Classe 1980, un passato precoce in televisione e un presente nel mondo dello spettacolo (oggi negli States), Davide Simon Mazzoli licenzia per i tipi di tre60 Lo specchio del male. Noir lisergico che sconfina senza requie in un eccesso alimentato rigo dopo rigo (quando il rigo compare). Come se l’autore, dopo averlo ideato in modo brillante, non sia riuscito a dare alla storia lo spessore che richiedeva per risultare sostenibile e la abbia mandata a schiantarsi a 300 all’ora incurante della minima disciplina narrativa.

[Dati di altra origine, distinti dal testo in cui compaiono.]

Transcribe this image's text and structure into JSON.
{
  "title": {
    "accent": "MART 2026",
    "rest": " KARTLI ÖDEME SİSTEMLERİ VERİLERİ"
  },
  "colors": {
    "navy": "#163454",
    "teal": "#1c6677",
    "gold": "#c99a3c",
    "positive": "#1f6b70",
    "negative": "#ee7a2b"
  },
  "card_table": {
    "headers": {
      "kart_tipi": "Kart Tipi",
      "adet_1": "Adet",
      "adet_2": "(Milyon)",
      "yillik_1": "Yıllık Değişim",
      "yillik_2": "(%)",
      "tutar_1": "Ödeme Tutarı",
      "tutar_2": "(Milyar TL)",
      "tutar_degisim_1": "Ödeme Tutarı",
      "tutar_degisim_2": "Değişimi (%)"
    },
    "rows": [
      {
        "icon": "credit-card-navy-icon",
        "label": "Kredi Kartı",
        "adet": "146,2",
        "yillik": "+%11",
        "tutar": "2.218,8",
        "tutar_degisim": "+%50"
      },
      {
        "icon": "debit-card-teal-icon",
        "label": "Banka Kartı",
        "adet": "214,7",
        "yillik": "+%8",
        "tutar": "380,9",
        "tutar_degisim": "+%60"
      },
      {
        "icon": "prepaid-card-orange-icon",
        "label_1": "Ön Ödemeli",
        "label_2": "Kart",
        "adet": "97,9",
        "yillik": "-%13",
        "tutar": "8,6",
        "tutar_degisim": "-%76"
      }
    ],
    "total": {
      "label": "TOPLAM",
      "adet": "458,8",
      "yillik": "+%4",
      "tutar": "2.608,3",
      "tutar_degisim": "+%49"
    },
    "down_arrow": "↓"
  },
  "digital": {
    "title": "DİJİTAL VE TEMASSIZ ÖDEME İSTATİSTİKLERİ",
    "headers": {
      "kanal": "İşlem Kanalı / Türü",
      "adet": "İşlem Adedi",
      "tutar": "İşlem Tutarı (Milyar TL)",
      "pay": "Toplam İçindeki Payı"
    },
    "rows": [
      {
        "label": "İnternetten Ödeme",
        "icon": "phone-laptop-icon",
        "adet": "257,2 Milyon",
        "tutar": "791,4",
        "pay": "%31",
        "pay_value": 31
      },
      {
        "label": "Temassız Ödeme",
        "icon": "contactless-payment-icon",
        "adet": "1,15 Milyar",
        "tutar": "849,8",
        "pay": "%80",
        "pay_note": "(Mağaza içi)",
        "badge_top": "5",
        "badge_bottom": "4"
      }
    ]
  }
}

Via con la fiera dei punti esclamativi infiniti, le righe che cancellano le parole, le pagine riempite di “z” od offuscate, i corpi del carattere tipografico esplosi in improvvise minuscole o maiuscole, la storia impaginata interamente a destra, interminabili puntini di sospensione, ripetitività ossessiva delle frasi, scurrilità linguistica da far pensare alla caserma come luogo di iniziazione della Crusca. Questo il catalogo. Ma l’intento di rendere il linguaggio più orale e liquido possibile affoga in una semantica che fa del libro un melodrammone che accumula eventi a eventi, colpi di scena a colpi di scena, un fumetto con al centro un protagonista involontariamente comico nel suo folkloristico capire più nulla del circostante che lo riguarda. Con la spezia dei tanti classici della letteratura o della musica citati, quasi a mettere le mani avanti (il protagonista è questa fogna che leggi, ma l’autore invece…). Insomma, la storia avrà pure fatto godere l’autore nello scriverla. Meno, molto meno (anzi, restando in tema, moooooooolto meno) nel leggerla. A meno che la noia non produca qualche tiramento.